Merkmale, welche die Qualität von Unterricht bestimmen, sind u.a. "Initiative und
Abwechslung", "Klarheit und Verständlichkeit der Darstellung" und ein dem Lehrstoff
entsprechender Unterrichtsaufbau. Darüber hinaus gilt allgemein, dass ein Unterricht um so
effektiver sein wird, je besser es gelingt, ihn den Lernvoraussetzungen der jeweiligen
Schülergruppe anzupassen. In diesem Sinne bestimmt der Grad der Individualisierung die
Unterrichtsqualität. Ein Unterricht wird um so eher zu Lernschwierigkeiten führen, je weniger
es gelingt, ihn an die Lernvoraussetzungen der Schüler anzupassen.
Aufgrund einer zu geringen Individualisierung hinsichtlich Lernzeit und Lernhilfen (das
Problem der Passung!) ist im derzeitigen Schulsystem ein kumulatives Leistungsdefizit zu
beobachten. Man versteht darunter die Tatsache, dass sich die zu Beginn der Schulzeit
bestehenden Unterschiede in den Lernvoraussetzungen zwischen guten und schwachen
Schülern im Laufe der Schulzeit erheblich ausweiten.
Übungsaufgaben
1. Nennen Sie verschiedene Bezugsnormen der Leistungsbeurteilung und erklären Sie
diese näher.
2. Diskutieren Sie Vor- und Nachteile verschiedener Bezugsnormen.
3. Erklären Sie das medizinische Diagnosemodell.
4. Welche Folgen hat die Übernahme des medizinischen Diagnosemodells für
pädagogische Maßnahmen?
5. Was versteht man unter Selektion, Platzierung und Klassifikation?
6. Inwiefern können Zuordnungsentscheidungen Ursache für Lernstörungen werden?
7. Nennen Sie Merkmale eines guten Unterrichts.

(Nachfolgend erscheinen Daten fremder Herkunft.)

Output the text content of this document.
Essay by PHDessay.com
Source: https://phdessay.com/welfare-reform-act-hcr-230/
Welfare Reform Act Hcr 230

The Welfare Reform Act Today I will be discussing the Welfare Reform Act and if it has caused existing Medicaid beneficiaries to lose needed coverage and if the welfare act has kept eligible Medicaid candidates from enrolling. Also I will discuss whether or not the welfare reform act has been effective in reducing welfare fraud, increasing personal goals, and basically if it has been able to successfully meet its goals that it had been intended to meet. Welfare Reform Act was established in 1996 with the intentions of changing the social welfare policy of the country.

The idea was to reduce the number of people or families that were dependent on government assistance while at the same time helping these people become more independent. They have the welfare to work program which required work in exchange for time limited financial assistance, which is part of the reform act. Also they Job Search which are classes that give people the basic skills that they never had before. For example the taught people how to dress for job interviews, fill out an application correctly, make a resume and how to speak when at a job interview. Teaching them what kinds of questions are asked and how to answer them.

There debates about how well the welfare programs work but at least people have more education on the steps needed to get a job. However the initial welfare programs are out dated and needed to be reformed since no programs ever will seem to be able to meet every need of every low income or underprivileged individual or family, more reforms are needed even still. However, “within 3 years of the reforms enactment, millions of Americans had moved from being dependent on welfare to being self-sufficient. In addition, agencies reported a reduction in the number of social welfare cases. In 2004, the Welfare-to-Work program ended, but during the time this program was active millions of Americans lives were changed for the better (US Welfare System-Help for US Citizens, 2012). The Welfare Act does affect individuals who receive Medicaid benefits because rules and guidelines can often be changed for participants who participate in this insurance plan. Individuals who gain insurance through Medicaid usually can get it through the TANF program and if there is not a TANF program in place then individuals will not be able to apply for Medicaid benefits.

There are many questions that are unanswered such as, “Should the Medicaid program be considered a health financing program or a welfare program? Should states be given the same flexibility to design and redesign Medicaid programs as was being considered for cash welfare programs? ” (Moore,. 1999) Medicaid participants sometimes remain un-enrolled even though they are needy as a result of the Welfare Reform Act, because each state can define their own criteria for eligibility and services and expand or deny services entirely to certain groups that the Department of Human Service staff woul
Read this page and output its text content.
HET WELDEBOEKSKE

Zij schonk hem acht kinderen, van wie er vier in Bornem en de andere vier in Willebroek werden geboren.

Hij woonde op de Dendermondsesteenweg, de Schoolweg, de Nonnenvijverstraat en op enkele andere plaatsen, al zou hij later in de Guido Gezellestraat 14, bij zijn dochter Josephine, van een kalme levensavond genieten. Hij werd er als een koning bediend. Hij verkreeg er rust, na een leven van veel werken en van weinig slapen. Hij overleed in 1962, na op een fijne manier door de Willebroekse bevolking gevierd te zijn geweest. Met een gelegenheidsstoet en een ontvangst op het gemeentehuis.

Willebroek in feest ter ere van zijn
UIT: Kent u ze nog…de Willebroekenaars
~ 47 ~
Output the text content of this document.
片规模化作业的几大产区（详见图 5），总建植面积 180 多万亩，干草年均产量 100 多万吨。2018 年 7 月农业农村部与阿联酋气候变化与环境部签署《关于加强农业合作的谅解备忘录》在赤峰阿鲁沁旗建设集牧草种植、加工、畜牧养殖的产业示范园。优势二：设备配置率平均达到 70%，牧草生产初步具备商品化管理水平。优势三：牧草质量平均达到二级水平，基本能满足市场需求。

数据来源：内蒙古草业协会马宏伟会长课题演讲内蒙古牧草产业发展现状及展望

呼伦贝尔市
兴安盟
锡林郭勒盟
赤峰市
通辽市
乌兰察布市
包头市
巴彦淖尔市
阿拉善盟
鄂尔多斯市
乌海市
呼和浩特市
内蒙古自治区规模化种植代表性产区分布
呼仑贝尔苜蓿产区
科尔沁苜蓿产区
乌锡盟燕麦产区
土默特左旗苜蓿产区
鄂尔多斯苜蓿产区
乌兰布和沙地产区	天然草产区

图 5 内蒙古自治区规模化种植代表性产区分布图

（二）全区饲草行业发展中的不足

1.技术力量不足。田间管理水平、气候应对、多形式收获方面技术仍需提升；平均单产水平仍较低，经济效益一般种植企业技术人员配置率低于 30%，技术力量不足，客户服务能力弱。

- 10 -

8. Was versteht man unter kumulativem Leistungsdefizit, Schereneffekt und Passung?
9. Diskutieren Sie das Problem von Zuordnungsstrategien im schulischen Kontext!
10. Was versteht man unter Passung?
11. Erklären Sie, wie man durch schulorganisatorische Maßnahmen die Entstehung eines
kumulativen Leistungsdefizits verringern kann.